The National Industrial Sector Committee of Unite, one of the country’s largest unions, has unanimously voted to reject the 2% pay offer made to council workers.

Following the decision, the union will open a consultative ballot of all its ‘green book’ members, although the recommendation will be to reject the proposals.

Affecting over a million people, the 2% pay increase was the first time since 2013 that council staff had received a pay rise of more than 1%, with a further 2% promised by April 2018.

However, the union argues that inflation, based on the CPI index, coupled with a 3.9% rise in housing costs, means that the current offer would see staff hit by a real-terms pay cut.

Unite national officer for local authorities Jim Kennedy said local government had been “decimated” by cuts from the current Conservative government, and that the organisation would be looking to enter “meaningful negotiations” to try and resolve the problem quickly.
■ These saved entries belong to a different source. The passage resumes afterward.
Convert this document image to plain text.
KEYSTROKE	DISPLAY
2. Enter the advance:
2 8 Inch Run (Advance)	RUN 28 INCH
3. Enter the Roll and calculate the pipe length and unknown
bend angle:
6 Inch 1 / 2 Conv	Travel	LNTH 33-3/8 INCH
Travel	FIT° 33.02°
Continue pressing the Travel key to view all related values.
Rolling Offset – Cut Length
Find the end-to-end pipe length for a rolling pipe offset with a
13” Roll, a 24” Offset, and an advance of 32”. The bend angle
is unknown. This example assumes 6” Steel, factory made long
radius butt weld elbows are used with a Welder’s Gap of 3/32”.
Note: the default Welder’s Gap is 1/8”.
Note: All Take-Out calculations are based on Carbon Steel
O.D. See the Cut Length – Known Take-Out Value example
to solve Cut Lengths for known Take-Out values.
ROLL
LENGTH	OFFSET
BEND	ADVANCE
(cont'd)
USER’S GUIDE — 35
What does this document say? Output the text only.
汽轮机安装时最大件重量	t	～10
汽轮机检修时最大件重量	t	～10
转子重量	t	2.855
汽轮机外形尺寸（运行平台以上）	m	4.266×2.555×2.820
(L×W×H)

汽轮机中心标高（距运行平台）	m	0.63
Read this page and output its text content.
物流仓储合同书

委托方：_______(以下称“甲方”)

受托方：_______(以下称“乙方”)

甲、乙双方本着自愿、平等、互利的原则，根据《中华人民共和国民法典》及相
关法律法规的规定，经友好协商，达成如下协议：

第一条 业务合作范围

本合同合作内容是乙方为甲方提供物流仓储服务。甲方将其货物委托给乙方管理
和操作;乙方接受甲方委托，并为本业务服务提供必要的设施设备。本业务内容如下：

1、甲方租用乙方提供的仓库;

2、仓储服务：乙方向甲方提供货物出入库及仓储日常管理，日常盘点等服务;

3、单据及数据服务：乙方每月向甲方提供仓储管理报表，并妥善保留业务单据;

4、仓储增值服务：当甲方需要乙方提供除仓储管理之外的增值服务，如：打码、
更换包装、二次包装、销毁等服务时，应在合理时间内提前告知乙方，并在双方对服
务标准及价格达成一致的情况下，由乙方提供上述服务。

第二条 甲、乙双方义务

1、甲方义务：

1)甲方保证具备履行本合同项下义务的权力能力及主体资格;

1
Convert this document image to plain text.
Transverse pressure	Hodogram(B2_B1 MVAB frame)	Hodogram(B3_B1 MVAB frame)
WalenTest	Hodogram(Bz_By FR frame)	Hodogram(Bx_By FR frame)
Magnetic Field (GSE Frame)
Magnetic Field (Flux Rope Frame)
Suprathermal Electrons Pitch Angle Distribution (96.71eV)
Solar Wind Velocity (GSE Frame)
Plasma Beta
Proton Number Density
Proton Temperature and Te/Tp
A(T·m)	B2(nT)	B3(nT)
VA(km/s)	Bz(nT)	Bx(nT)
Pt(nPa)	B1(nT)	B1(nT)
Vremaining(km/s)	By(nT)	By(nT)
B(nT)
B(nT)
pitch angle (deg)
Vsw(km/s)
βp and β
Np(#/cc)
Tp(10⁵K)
“Our members simply do not believe that the offer will result in enough members receiving a pay increase which is at least in line with inflation,” he continued.

“Unite will now hold a consultative ballot of our members and once that process is complete we will consider our next steps.

“The majority of Unite’s local government members are not well paid but provide essential services to communities up and down the UK. The government’s programme of austerity means that they are simply no longer financially able to keep their heads above water.”

Public sector pay was frozen for two years in 2010, except for those earning less than £21,000 a year, and since 2013, rises have been capped at 1% - below the rate of inflation.

The current pay offer does not apply to council chief executives, senior officers, teachers or firefighters, who are covered by separate national pay arrangements.